Puede que Homero nunca estuviera en Ítaca, que los lugares que describe en la Odisea sean producto de su imaginación. Hay quien piensa que no pudo ser el autor de la Odisea, que él mismo es un personaje de ficción. Otros han sostenido incluso que la isla de Odiseo no es la actual Ítaca, sino la cercana Léucade. Sea como fuere Ítaca no es una isla más del Jónico, es ya para siempre un paisaje literario, el único elemento de la Odisea, aparte de sus versos inmortales, que permanece prácticamente igual después de dos mil setecientos años. La belleza de sus paisajes se carga de significados nuevos cuando el viajero los recorre buscando los escenarios donde el autor situó su historia. Quizás se trate de un ejercicio vano, porque es imposible identificar con certeza esos lugares, porque el mejor viaje es el que se realiza con la imaginación, pero produce una emoción especial releer algunos fragmentos de la obra en los parajes en los que supuestamente están ambientados.
Está en el país de Ítaca el puerto de Forcis, el anciano del mar, formado por dos orillas prominentes y escarpadas que convergen hacia las puntas y protegen exteriormente las grandes olas contra los vientos de funesto soplo, y en el interior las corvas naves, de muchos bancos, permanecen sin amarras así que llegan al fondeadero.
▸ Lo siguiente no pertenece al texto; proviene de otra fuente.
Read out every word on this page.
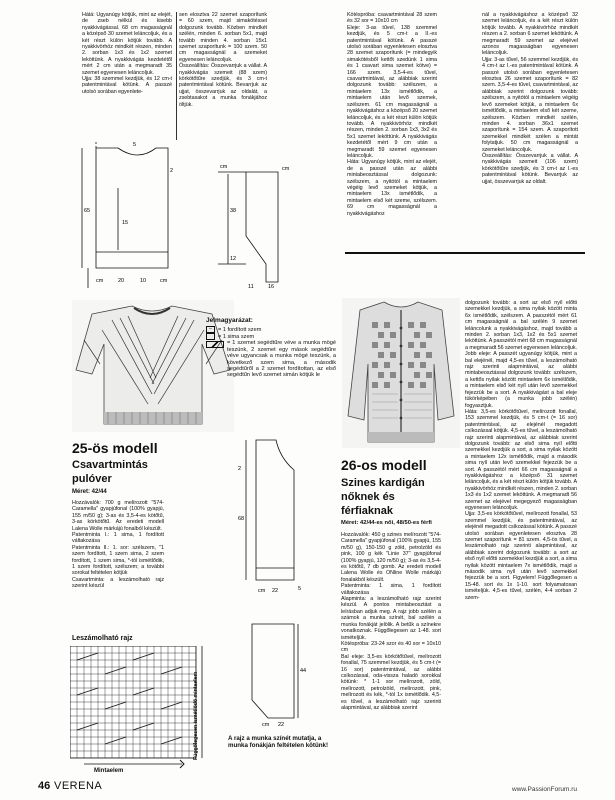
Hátá: Ugyanúgy kötjük, mint az elejét, de zseb nélkül és kisebb nyakkivágással. 68 cm magasságnál a középső 30 szemet leláncoljuk, és a két részt külön kötjük tovább. A nyakkivörhöz mindkét részen, minden 2. sorban 1x3 és 1x2 szemet leköttünk. A nyakkivágás kezdetétől mért 2 cm után a megmaradt 35 szemet egyenesen leláncoljuk.
Ujja: 38 szemmel kezdjük, és 12 cm-t patentmintával kötünk. A passzé utolsó sorában egyenlete-
sen elosztva 22 szemet szaporítunk = 60 szem, majd simakötéssel dolgozunk tovább. Közben mindkét szélén, minden 6. sorban 5x1, majd tovább minden 4. sorban 15x1 szemet szaporítunk = 100 szem. 50 cm magasságnál a szemeket egyenesen leláncoljuk.
Összeállítás: Összevarrjuk a vállat. A nyakkivágás szemeit (88 szem) körkötőtűre szedjük, és 3 cm-t patentmintával kötünk. Bevarrjuk az ujjat, összevarrjuk az oldalát, a zsebtasakot a munka fonákjához öltjük.
Kötéspróba: csavartmintával 28 szem és 32 sor = 10x10 cm
Eleje: 3-as tűvel, 138 szemmel kezdjük, és 5 cm-t a II.-es patentmintával kötünk. A passzé utolsó sorában egyenletesen elosztva 28 szemet szaporítunk (= mindegyik simakötésből kettőt szedünk 1 sima és 1 csavart sima szemet kötve) = 166 szem. 3,5-4-es tűvel, csavartmintával, az alábbiak szerint dolgozunk tovább: szélszem, a mintaelem 13x ismétlődik, a mintaelem után levő szemek, szélszem. 61 cm magasságnál a nyakkivágáshoz a középső 20 szemet leláncoljuk, és a két részt külön kötjük tovább. A nyakkivörhöz mindkét részen, minden 2. sorban 1x3, 3x2 és 5x1 szemet leköttünk. A nyakkivágás kezdetétől mért 9 cm után a megmaradt 59 szemet egyenesen leláncoljuk.
Háta: Ugyanúgy kötjük, mint az elejét, de a passzé után az alábbi mintabeosztással dolgozunk: szélszem, a nyitótól a mintaelem végéig levő szemeket kötjük, a mintaelem 13x ismétlődik, a mintaelem első két szeme, szélszem. 69 cm magasságnál a nyakkivágáshoz
nál a nyakkivágáshoz a középső 32 szemet leláncoljuk, és a két részt külön kötjük tovább. A nyakkivörhöz mindkét részen a 2. sorban 6 szemet leköttünk. A megmaradt 59 szemet az elejével azonos magasságban egyenesen leláncoljuk.
Ujja: 3-as tűvel, 56 szemmel kezdjük, és 4 cm-t az I.-es patentmintával kötünk. A passzé utolsó sorában egyenletesen elosztva 26 szemet szaporítunk = 82 szem. 3,5-4-es tűvel, csavartmintával, az alábbiak szerint dolgozunk tovább: szélszem, a nyitótól a mintaelem végéig levő szemeket kötjük, a mintaelem 6x ismétlődik, a mintaelem első két szeme, szélszem. Közben mindkét szélén, minden 4. sorban 36x1 szemet szaporítunk = 154 szem. A szaporított szemekkel mindkét szélen a mintát folytatjuk. 50 cm magasságnál a szemeket leláncoljuk.
Összeállítás: Összevarrjuk a vállat. A nyakkivágás szemeit (106 szem) körkötőtűre szedjük, és 3 cm-t az I.-es patentmintával kötünk. Bevarrjuk az ujjat, összevarrjuk az oldalt.
65
cm	20	10	cm
5
2
15
cm	cm
38
12
11	16
Jelmagyarázat:
−	= 1 fordított szem
= 1 sima szem
= 1 szemet segédtűre véve a munka mögé teszünk, 2 szemet egy mások segédtűre véve ugyancsak a munka mögé teszünk, a következő szem sima, a második segédtűről a 2 szemet fordítottan, az első segédtűn levő szemet simán kötjük le
25-ös modell
Csavartmintás
pulóver
Méret: 42/44
Hozzávalók: 700 g melírozott "574-Caramella" gyapjúfonal (100% gyapjú, 155 m/50 g); 3-as és 3,5-4-es kötőtű, 3-as körkötőtű. Az eredeti modell Lalena Wolle márkájú fonalból készült.
Patentminta I.: 1 sima, 1 fordított váltakozása
Patentminta II.: 1. sor: szélszem, "1 szem fordított, 1 szem sima, 2 szem fordított, 1 szem sima, *-tól ismétlődik, 1 szem fordított, szélszem; a további sorokat feltételen kötjük
Csavartminta: a leszámolható rajz szerint készül
2
68
cm 22	5
44
cm 22
Leszámolható rajz
Mintaelem
Függőlegesen ismétlődő mintaelem	A rajz a munka színét mutatja, a munka fonákján feltételen kötünk!
26-os modell
Szines kardigán
nőknek és
férfiaknak
Méret: 42/44-es női, 48/50-es férfi
Hozzávalók: 450 g szines melírozott "574-Caramella" gyapjúfonal (100% gyapjú, 155 m/50 g), 150-150 g zöld, petrolzöld és pink, 100 g kék "Linie 37" gyapjúfonal (100% gyapjú, 120 m/50 g); 3-as és 3,5-4-es kötőtű, 7 db gomb. Az eredeti modell Lalena Wolle és ONline Wolle márkájú fonalakból készült.
Patentminta: 1 sima, 1 fordított váltakozása
Alapminta: a leszámolható rajz szerint készül. A pontos mintabeosztást a leírásban adjuk meg. A rajz jobb szélén a számok a munka színét, bal szélén a munka fonákját jelölik. A betűk a színekre vonatkoznak. Függőlegesen az 1-48. sort ismételjük.
Kötéspróba: 23-24 szor és 40 sor = 10x10 cm
Bal eleje: 3,5-es körkötőtűvel, melírozott fonallal, 75 szemmel kezdjük, és 5 cm-t (= 16 sor) patentmintával, az alábbi csíkozással, oda-vissza haladó sorokkal kötünk: * 1-1 sor melírozott, zöld, melírozott, petrolzöld, melírozott, pink, melírozott és kék, *-tól 1x ismétlődik. 4,5-es tűvel, a leszámolható rajz szerinti alapmintával, az alábbiak szerint
dolgozunk tovább: a sort az első nyíl előtti szemekkel kezdjük, a sima nyilak között minta 6x ismétlődik, szélszem. A passzétól mért 61 cm magasságnál a bal szélén 9 szemet leláncolunk a nyakkivágáshoz, majd tovább a minden 2. sorban 1x3, 1x2 és 5x1 szemet leköttünk. A passzétól mért 68 cm magasságnál a megmaradt 56 szemet egyenesen leláncoljuk.
Jobb eleje: A passzét ugyanúgy kötjük, mint a bal elejénél, majd 4,5-es tűvel, a leszámolható rajz szerinti alapmintával, az alábbi mintabeosztással dolgozunk tovább: szélszem, a kettős nyilak között mintaelem 6x ismétlődik, a mintaelem első két nyíl után levő szemekkel fejezzük be a sort. A nyakkivágást a bal eleje tükörképében (a munka jobb szélén) fogyasztjuk.
Háta: 3,5-es körkötőtűvel, melírozott fonallal, 153 szemmel kezdjük, és 5 cm-t (= 16 sor) patentmintával, az elejénél megadott csíkozással kötjük. 4,5-es tűvel, a leszámolható rajz szerinti alapmintával, az alábbiak szerint dolgozunk tovább: az első sima nyíl előtti szemekkel kezdjük a sort, a sima nyilak között a mintaelem 12x ismétlődik, majd a második sima nyíl után levő szemekkel fejezzük be a sort. A passzétól mért 66 cm magasságnál a nyakkivágáshoz a középső 31 szemet leláncoljuk, és a két részt külön kötjük tovább. A nyakkivörhöz mindkét részen, minden 2. sorban 1x3 és 1x2 szemet leköttünk. A megmaradt 56 szemet az elejével megegyező magasságban egyenesen leláncoljuk.
Ujja: 3,5-es körkötőtűvel, melírozott fonallal, 53 szemmel kezdjük, és patentmintával, az elejénél megadott csíkozással kötünk. A passzé utolsó sorában egyenletesen elosztva 28 szemet szaporítunk = 81 szem. 4,5-ös tűvel, a leszámolható rajz szerinti alapmintával, az alábbiak szerint dolgozunk tovább: a sort az első nyíl előtti szemekkel kezdjük a sort, a sima nyilak között mintaelem 7x ismétlődik, majd a második sima nyíl után levő szemekkel fejezzük be a sort. Figyelem! Függőlegesen a 15-48. sort és 1x 1-10. sort folyamatosan ismételjük. 4,5-es tűvel, szélén, 4-4 sorban 2 szem-
46 VERENA	www.PassionForum.ru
Al cabo del puerto está un olivo de largas hojas y muy cerca una gruta agradable, sombría, consagrada a las ninfas que náyades se llaman.

A este sitio, que ya con anterioridad conocían, fueron a llegarse, y la embarcación andaba velozmente y varó en la playa, saliendo del agua hasta la mitad. ¡Tales eran los remeros por cuyas manos era conducida! Apenas hubieron saltado de la nave de hermosos bancos en tierra firme, comenzaron sacando del cóncavo bajel a Odiseo, con la colcha espléndida y la tela de lino, y lo pusieron en la arena, entregado todavía al sueño; y seguidamente, desembarcando las riquezas que los ilustres le habían dado al volver a su patria, gracias a la magnánima Atenea, las amontonaron todas al pie del olivo, algo apartadas del camino.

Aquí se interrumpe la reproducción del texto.